When controversy arose, for example, over whether it was prudent to tell children in his Fat Albert series that tonsillectomies don’t hurt much and that tons of ice cream for recuperating patients were no mean compensation for the pain anyway, Cosby characteristically didn’t wing it.
The show’s producers contacted the assistant dean at UCLA, Gordon L. Berry, and put the question to him.
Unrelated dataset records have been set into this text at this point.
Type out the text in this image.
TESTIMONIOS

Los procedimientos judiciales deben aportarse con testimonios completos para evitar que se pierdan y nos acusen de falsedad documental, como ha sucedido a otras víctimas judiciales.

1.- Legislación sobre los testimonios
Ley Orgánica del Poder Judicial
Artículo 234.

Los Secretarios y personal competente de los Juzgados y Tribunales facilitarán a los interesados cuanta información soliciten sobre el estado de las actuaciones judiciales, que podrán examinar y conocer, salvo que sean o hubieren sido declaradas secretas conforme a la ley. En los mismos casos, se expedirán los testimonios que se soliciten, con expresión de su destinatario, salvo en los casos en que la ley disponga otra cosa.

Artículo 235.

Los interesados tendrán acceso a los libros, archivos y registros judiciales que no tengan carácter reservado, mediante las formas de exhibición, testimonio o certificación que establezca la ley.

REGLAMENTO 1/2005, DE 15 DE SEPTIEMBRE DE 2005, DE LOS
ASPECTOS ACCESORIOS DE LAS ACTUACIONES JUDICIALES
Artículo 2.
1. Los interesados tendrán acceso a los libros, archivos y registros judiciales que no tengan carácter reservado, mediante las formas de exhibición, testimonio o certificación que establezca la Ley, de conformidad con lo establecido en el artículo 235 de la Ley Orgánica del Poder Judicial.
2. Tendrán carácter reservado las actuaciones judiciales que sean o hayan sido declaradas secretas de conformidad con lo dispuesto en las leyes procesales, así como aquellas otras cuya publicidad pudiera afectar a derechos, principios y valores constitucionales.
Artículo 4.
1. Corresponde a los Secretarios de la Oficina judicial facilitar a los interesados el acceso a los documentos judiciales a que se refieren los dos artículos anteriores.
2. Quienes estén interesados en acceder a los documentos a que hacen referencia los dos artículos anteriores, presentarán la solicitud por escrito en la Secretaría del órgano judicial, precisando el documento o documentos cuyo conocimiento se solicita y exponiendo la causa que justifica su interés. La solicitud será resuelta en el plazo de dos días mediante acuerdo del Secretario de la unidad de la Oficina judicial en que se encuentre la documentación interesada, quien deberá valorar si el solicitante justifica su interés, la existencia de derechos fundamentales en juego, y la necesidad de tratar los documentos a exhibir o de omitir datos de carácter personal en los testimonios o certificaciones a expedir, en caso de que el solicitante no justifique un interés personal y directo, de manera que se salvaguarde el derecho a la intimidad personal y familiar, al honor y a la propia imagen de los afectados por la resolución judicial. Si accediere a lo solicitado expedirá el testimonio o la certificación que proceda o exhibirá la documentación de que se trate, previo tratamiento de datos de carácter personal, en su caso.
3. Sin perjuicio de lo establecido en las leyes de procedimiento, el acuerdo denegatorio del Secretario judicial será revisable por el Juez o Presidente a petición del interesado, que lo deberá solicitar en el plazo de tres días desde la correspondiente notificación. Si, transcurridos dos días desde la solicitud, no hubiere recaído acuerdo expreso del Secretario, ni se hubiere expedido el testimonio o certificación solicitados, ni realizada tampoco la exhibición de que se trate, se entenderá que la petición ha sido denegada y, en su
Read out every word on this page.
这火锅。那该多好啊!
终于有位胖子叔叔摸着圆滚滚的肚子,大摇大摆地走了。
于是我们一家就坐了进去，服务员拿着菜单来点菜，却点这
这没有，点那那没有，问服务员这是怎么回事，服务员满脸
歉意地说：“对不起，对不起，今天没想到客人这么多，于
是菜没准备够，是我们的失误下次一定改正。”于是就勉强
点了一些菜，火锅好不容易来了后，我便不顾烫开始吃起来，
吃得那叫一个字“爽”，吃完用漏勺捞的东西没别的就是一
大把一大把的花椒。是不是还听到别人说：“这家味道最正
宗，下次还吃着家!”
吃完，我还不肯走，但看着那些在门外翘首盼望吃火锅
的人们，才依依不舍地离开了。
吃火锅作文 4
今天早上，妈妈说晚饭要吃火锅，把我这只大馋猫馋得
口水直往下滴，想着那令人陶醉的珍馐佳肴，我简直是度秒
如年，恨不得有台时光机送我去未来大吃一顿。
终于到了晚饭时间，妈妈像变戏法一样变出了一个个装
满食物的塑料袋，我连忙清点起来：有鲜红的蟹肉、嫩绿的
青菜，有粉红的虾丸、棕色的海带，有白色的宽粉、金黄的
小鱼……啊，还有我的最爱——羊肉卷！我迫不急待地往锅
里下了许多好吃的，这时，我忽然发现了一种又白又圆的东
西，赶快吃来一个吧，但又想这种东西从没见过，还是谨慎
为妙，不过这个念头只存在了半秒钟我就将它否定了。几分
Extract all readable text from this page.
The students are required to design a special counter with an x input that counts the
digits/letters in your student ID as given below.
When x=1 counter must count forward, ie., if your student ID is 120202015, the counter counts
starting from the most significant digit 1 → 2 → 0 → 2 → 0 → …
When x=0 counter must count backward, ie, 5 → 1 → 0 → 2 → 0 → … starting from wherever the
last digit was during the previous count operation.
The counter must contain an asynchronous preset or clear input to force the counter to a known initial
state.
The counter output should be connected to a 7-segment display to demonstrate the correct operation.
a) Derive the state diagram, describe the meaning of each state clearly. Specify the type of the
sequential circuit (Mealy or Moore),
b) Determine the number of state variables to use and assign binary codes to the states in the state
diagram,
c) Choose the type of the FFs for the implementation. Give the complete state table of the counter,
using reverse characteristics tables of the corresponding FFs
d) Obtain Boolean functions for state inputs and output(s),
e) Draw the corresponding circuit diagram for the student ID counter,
He in turn put the question before a panel of teachers and professors for approval. The panel could not reach a decision because one of their members, a professor in the UCLA psychiatry department, was out of town, and his view point was vital. Production waited while a pediatrician was consulted. The pediatrician pointed out that not every kid can eat ice cream anyway, because some kids are allergic to it. The question was tossed back to Dr. Berry’s CBS-and-Cosby-approved panel of anthropologists, psychiatrists, sociologists, and specialists in children’s education. (p. 128)
We’re so used to this kind of group dumbing-down of scripts by TV bottom-line watchers that Cosby’s respect for children almost sounds like a parody of the “real” thing.
But the networks remain the slowest learners on God’s green earth. The were uneasy about his proposal for a series based on “warm, gentle humor.” They found the name Huxtable “uppity” and recommended (unsuccessfully, of course) that they change Heathcliff’s last name to Brown!
Cosby told his writers: “I don’t want jokes about behinds or breasts or pimples or characters saying “Oh my God” every other line. What we want to deal with is human behavior.”